I was a Harris Teeter shopper before it was Harris Teeter. I packed up my newly minted North Carolina Driver’s License to scoot to the Big M, Harris Teeter’s predecessor, to pick up some item my mother needed for dinner, and it has just continued from there. During the saddest Christmas season our family ever had, my sister and I went to Harris Teeter on Christmas eve and bought one of the few remaining Christmas trees for $2, a tree so big we struggled to get it home and even more to get it in the house. It was so big we had to wire it to a window frame and it fell over anyway. One of the few laughs that dismal holiday season was that we were the only people stupid enough to buy a tree that big, no matter what a bargain it was.

Then came my own family, children who twisted around in their cart seats to take items off shelves when I was not looking and later zoomed along the aisles despite my pleas for calm. Harris Teeter wisely dealt with the loose children issue by providing carts with steering wheels for them to “drive” and “shopper in training” carts for them to push. There are also snacks to sample for both children and more mature shoppers, a hit with everyone.

Over the years in the grocery, one of my cousins refers to as “store to the stars,” I have shared the happy news of engagements, pregnancies, college acceptances with friends and grieved with them over terrifying medical diagnoses, deaths of loved ones, all manner of family heartbreaks. I have talked politics, recipes, exercise classes, budding romances and every other conceivable topic and managed — most of the time — to bring home what the Dicksons were having for dinner.

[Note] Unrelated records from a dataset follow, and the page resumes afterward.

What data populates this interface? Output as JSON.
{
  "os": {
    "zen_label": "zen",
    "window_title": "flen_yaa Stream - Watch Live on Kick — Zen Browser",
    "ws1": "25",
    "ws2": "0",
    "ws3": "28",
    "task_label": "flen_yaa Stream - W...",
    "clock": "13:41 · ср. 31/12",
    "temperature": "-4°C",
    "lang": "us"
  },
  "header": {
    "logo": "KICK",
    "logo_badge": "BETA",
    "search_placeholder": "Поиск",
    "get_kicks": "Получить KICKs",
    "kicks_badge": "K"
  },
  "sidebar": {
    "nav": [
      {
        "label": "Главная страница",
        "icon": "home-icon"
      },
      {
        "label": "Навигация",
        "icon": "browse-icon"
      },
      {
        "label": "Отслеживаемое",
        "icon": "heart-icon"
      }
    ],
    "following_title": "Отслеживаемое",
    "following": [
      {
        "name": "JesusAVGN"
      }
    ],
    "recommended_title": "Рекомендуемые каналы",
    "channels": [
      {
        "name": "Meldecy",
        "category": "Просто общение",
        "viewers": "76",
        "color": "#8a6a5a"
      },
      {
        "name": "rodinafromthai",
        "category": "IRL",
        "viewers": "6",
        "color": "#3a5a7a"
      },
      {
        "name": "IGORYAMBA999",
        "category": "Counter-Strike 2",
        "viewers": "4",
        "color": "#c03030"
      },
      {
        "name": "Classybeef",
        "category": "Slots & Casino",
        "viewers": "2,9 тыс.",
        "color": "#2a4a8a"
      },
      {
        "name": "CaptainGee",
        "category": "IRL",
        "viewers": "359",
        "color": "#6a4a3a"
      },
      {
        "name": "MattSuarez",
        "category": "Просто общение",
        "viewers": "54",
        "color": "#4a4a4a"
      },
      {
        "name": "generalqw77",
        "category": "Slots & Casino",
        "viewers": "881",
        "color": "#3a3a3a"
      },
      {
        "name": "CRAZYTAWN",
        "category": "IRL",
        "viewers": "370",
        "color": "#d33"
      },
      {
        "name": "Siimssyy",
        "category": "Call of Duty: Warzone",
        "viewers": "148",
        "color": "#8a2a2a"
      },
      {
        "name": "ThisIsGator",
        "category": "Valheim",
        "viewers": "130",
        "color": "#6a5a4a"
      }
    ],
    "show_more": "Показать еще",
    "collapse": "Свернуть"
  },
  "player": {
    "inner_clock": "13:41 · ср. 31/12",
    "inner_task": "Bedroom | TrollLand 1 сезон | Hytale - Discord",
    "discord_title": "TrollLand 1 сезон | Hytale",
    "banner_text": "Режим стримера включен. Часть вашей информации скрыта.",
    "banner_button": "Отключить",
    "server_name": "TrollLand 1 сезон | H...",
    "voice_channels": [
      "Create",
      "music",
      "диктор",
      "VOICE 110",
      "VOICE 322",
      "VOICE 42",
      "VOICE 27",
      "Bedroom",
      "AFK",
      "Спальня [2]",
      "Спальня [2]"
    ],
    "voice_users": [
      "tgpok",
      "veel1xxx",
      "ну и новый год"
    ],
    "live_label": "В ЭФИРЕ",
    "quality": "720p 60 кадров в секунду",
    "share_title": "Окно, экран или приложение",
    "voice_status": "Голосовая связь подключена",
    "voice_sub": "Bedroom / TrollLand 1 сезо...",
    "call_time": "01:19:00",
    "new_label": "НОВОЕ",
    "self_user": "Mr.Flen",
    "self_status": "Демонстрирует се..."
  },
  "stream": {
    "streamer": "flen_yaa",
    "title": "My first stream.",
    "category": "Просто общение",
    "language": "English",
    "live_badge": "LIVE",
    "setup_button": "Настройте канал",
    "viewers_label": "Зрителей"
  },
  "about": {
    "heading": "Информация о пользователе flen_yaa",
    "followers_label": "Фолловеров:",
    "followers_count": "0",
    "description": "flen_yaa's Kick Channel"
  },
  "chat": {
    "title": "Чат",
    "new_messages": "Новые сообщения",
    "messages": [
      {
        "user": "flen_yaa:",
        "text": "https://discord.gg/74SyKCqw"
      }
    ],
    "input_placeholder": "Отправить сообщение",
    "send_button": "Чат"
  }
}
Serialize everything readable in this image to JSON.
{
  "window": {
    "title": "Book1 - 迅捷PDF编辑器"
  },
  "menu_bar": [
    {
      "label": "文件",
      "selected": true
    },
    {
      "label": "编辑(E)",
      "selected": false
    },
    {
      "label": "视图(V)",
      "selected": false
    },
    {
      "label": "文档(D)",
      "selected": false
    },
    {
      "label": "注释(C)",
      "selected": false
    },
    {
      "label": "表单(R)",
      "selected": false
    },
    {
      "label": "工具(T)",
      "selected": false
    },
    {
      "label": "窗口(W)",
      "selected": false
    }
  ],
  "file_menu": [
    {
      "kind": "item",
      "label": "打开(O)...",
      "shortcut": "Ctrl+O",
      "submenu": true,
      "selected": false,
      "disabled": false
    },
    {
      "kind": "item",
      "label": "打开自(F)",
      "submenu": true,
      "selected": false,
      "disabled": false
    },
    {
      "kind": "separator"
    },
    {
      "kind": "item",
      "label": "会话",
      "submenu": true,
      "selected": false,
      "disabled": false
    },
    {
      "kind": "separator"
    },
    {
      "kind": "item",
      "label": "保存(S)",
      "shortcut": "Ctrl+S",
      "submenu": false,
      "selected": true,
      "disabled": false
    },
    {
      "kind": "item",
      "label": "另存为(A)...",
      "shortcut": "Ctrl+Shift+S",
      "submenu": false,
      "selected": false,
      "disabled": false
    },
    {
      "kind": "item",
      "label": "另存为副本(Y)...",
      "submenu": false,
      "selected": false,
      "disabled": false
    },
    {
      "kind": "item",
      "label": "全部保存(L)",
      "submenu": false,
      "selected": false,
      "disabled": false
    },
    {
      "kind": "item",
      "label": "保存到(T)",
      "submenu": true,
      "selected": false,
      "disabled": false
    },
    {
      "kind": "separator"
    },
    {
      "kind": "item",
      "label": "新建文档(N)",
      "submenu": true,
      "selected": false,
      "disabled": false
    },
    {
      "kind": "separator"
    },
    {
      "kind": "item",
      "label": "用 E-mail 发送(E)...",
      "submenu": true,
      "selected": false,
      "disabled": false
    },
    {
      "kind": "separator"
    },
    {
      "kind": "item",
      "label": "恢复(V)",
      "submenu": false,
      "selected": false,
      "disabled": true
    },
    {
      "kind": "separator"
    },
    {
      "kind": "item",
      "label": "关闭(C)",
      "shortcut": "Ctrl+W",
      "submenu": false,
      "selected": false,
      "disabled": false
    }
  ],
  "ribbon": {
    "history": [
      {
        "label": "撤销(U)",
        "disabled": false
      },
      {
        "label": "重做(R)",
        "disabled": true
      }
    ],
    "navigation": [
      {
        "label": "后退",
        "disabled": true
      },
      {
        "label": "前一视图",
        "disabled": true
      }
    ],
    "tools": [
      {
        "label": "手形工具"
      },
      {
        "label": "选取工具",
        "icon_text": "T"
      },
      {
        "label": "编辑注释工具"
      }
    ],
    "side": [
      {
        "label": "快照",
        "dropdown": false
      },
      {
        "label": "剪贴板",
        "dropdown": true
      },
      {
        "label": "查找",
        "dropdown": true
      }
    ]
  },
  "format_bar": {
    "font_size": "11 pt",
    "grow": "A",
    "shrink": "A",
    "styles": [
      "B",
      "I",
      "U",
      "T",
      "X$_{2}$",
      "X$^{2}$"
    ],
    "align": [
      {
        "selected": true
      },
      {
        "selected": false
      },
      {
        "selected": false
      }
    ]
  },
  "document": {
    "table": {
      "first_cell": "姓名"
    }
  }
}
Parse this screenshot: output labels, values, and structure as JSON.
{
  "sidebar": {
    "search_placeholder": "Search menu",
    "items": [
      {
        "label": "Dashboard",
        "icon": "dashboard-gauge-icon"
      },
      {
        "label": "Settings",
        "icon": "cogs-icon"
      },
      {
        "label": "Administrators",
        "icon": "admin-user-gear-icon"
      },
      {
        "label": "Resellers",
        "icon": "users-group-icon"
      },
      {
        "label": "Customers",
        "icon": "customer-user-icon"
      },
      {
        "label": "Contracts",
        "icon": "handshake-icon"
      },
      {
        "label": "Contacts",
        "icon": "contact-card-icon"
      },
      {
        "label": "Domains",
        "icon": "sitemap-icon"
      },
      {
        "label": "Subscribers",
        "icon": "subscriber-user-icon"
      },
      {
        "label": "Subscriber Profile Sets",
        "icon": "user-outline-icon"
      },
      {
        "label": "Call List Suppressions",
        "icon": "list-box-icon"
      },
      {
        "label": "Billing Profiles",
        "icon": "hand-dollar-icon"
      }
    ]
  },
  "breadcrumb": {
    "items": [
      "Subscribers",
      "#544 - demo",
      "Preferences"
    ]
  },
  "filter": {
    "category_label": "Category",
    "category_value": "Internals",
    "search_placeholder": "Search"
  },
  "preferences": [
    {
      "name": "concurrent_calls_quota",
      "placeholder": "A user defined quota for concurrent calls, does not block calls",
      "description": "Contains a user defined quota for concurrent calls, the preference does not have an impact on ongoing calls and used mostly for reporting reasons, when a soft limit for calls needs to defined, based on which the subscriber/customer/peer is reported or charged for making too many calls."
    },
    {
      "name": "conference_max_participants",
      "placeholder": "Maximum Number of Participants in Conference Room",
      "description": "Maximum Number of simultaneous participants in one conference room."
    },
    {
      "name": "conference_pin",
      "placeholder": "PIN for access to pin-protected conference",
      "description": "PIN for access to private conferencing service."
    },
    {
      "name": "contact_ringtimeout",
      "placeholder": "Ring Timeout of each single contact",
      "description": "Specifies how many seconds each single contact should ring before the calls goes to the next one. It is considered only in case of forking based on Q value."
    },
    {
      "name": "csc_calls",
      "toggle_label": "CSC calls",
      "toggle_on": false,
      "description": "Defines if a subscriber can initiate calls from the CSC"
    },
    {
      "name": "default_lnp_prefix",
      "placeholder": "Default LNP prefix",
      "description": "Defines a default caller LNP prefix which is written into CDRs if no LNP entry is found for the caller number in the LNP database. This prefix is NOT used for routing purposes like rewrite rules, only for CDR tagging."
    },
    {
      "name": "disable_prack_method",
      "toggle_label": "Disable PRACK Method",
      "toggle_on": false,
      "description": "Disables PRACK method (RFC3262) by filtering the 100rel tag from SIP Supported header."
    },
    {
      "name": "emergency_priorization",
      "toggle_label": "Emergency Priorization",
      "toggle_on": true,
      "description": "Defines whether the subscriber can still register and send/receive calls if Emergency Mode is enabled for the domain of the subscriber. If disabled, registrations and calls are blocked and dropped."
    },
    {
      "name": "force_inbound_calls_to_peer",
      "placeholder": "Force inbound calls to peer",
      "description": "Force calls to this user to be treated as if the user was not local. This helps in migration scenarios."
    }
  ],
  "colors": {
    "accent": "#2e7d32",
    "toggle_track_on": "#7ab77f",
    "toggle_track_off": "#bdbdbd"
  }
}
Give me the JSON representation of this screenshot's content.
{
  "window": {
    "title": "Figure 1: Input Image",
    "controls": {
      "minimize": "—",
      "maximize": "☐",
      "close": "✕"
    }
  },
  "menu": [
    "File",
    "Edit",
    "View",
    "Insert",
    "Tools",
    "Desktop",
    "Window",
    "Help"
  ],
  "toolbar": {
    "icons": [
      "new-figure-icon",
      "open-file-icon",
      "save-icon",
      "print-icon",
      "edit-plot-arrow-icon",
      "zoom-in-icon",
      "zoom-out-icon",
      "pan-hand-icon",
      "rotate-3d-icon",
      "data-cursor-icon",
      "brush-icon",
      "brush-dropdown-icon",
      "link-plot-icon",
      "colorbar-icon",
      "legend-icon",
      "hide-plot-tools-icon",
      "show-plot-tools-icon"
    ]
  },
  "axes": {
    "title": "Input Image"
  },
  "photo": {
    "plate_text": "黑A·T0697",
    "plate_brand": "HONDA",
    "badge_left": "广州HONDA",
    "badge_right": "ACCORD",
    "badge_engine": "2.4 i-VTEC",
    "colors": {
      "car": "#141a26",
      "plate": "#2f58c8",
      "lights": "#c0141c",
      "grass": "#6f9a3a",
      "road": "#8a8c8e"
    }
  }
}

Back in the go-go days before the Great Recession descended, my VIC card number was awarded a Caribbean cruise, which my husband and brother-in-law enjoyed tremendously since I was unable to go. I know that VIC cards are marketing and tracking tools, but I still love checking my Harris Teeter receipt to see how much I save each visit and how much so far each year.

I admit to straying from time to time. There have been forays into various Food Lions and even Krogers when we had them, both the one on McPherson Church and the one on Hope Mills Road. But my car always finds its way back to the Harris Teeter parking lot, and not just because it is the most convenient grocery store to chez Dickson. It is also the grocery whose employees wear name tags with their year of employment on them, many of whom have been there so long, name tags are no longer necessary. I love it that Harris Teeter hires people with obvious physical and/or mental disabilities, a blessing for them, their families and those of us who come to know them.

Then, of course, there are the groceries themselves. Harris Teeter, also known in some circles as simply The Teeter, boasts a glorious produce section offering us both staple veggies like potatoes, spinach, apples and oranges and the sorts of exotic goodies this native North Carolinian never imagined when I first crossed the Big M’s threshold — bok choy, for example. And, my goodness — the seafood! It comes from North Carolina’s long coast and from every other corner of the world. Harris Teeter thoughtfully tells shoppers exactly what country, whether it is farm-raised or wild-caught and offers recipes for how to cook it.

I have never considered writing a fan letter to a grocery store, but that seems to be what I am doing. Harris Teeter is almost as woven into my life (and those of many other North Carolinians) as our jobs and our families. Most of us are perfectly happy with the status quo.

So, dear Mr. Dillon, as you and your colleagues cope with that pesky lawsuit from disgruntled Harris Teeter shareholders and attempt to absorb all the Harris Teeter stores into the largest grocery chain in our nation, please remember those of us down here in the Southeast. We know Kroger execs in Ohio might find us a tad quirky in our devotion to the grocery store we grew up with, but please ease us into the change we know is inevitable.

Yours very sincerely,
Margaret H. Dickson
VIC # 26XXXX NC

Photo: For many, Harris Teeter is more than a grocery store. It is a place where lives unfold.